La police israélienne enquête sur un possible trafic d'organes comprenant des cas de femmes israéliennes âgées de 18 à 20 ans qui se rendent en Turquie pour y subir une ablation d'organes qui sont ensuite revendus à des patients âgés venant du monde entier. L'enquête, dont l'ordonnance de non publication vient d'être levée, s'est resserrée ces derniers temps sur un habitant de Beer Sheva (sud) de 40 ans, avec un casier judiciaire et qui a quitté le territoire...
Fin mars, les parents de l'une des jeunes femmes ont déposé plainte au commissariat de Beer Sheva après avoir découvert que leur fille de 18 ans s'était rendue en Turquie pour y être hospitalisée afin de subir l'ablation de l'un de ses reins.
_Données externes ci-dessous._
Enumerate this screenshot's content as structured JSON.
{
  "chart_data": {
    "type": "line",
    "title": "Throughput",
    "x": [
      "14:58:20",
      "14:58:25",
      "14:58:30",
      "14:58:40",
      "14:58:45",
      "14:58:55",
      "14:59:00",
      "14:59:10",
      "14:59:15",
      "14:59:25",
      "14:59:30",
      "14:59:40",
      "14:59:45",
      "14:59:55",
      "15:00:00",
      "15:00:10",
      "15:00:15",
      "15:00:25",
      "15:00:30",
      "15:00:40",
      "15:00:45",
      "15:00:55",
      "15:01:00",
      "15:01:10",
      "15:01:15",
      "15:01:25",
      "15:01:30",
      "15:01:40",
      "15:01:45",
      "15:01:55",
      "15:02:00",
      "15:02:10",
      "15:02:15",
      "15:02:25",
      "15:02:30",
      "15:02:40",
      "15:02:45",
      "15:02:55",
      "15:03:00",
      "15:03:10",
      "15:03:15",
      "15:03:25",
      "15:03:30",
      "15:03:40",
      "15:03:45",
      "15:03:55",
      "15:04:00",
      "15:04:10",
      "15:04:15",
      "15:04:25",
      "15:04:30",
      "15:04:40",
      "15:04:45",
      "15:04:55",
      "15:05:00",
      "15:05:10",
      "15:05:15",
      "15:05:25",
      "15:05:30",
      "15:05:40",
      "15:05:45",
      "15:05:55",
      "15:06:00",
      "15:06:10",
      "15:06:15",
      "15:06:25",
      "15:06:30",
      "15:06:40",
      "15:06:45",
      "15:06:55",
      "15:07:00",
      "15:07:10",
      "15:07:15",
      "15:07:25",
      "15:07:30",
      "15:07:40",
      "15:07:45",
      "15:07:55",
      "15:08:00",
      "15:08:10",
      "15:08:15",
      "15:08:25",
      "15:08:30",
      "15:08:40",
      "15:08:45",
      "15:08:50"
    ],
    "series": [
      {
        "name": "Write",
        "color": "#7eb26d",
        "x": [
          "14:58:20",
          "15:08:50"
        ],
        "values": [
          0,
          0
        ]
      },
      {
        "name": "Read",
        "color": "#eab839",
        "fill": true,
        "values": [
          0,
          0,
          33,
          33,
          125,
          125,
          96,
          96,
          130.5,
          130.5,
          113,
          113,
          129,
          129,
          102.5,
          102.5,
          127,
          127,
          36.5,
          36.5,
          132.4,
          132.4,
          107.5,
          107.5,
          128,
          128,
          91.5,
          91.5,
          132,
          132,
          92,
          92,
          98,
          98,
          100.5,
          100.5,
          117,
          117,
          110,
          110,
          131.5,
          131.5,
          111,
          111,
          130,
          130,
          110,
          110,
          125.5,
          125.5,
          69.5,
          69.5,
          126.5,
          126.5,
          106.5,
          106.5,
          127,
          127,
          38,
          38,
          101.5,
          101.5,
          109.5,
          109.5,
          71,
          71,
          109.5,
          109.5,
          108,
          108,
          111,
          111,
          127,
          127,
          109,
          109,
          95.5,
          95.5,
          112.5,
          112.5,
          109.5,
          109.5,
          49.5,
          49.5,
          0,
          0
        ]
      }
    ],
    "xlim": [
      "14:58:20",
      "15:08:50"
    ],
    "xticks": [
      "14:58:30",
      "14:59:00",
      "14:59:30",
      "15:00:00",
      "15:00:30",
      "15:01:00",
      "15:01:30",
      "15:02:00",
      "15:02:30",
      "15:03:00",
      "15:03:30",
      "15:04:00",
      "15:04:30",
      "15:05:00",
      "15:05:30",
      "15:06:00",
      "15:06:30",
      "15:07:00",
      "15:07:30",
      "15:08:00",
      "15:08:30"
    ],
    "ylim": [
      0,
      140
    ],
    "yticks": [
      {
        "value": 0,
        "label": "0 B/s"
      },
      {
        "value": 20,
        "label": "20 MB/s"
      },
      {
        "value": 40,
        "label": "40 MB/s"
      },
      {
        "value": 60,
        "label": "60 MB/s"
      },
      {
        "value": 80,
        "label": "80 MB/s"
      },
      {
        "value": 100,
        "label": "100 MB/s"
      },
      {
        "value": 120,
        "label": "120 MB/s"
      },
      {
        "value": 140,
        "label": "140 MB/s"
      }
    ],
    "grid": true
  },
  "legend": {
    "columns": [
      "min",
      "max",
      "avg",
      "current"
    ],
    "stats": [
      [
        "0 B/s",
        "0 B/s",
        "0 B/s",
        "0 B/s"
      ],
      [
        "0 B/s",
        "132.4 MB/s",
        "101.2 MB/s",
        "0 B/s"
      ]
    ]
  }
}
Interrogée dès son retour, la jeune israélienne a confirmée s'être rendue en Turquie dans le but de subir une opération chirurgicale mais a déclaré être rentrée en Israël sans avoir eu recours à l'ablation, suite aux pressions de sa famille.
Néanmoins, durant cet interrogatoire, le nom d'une autre jeune femme sur le point de rentrer en Israël après avoir fait don d'un rein en Turquie a été révélé.Détenue dès son arrivée à l'aéroport international Ben Gourion, cette seconde jeune femme a immédiatement confessé avoir donné un de ses reins, par empathie, à une femme de 50 ans vivant en Israël et qu'elle connaissait depuis un peu plus d'un an mais nie catégoriquement avoir reçu de l'argent en retour.
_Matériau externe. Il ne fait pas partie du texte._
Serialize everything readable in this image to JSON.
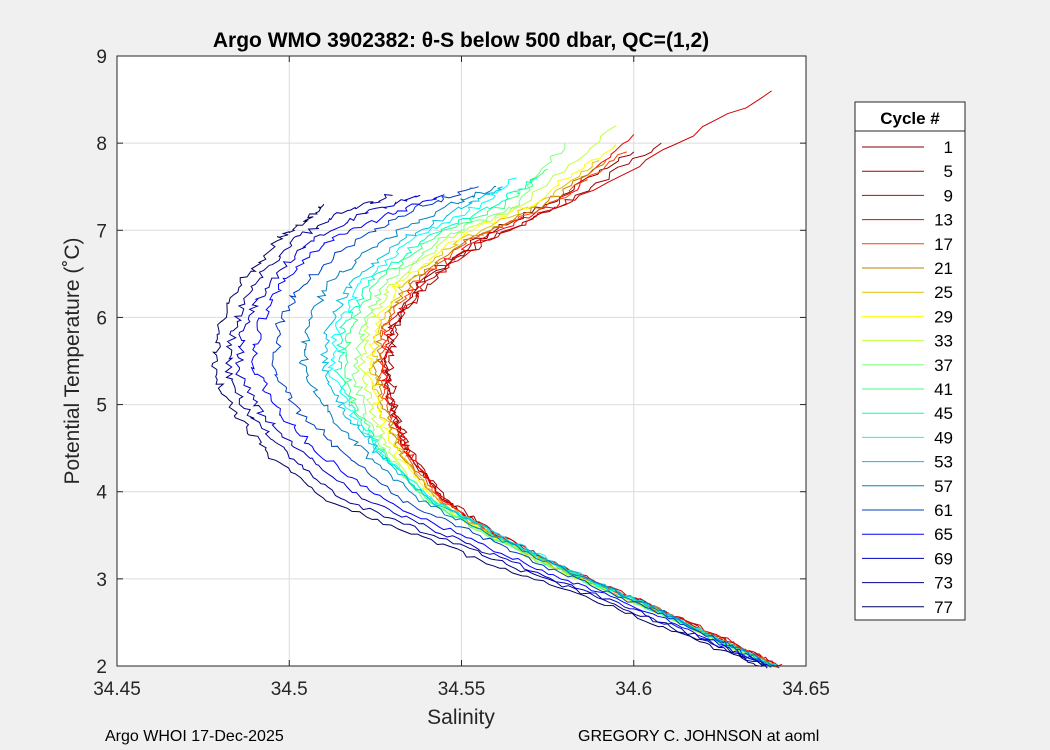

Cependant certains receveurs d'organes ont admis avoir payé à l’hôpital plus de 85.000 euros pour leur chirurgie. Un de ces receveurs est un citoyen israélien vivant aux Etats-Unis, qui est rentré chez lui après l'intervention.
Toutes les jeunes femmes qui ont donné un organe ont déclaré avoir fait ce geste sans rémunérations, uniquement en raison d'un "lien affectif" qu'elles avaient tissé avec les receveurs.
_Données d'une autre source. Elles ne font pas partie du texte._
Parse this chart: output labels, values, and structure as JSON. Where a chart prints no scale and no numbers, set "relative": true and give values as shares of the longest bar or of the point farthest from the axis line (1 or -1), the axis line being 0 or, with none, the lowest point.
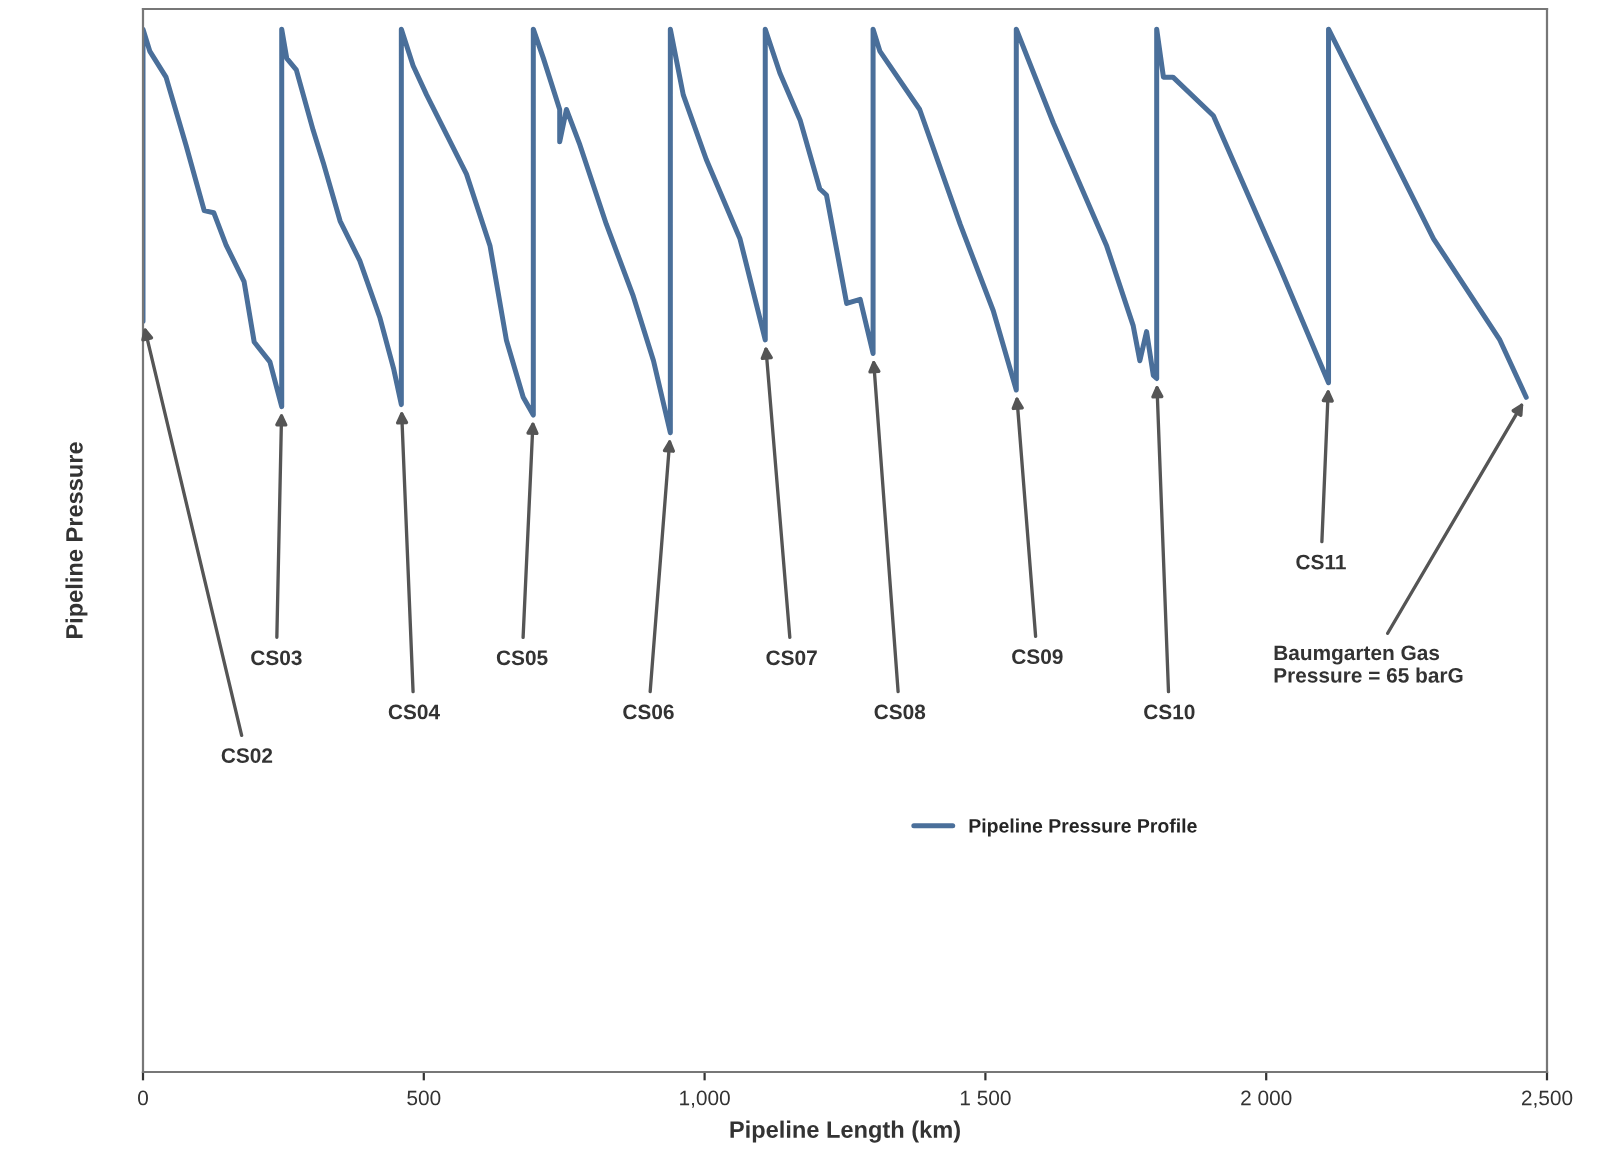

Selon la police, les paiements se sont fait de mains à mains, en liquide, de façon à rendre le paiement intraçable. Un médecin israélien, qui connaîtrait le principal suspect, est également soupçonné d'avoir effectué des tests de compatibilité tissulaire sur les donneurs avant les greffes.
Selon la police turque, également impliquée dans cette enquête, les organes sont vendus par une tierce personne qui sert de médiateur entre les donneurs et les receveurs en échange d'un paiement.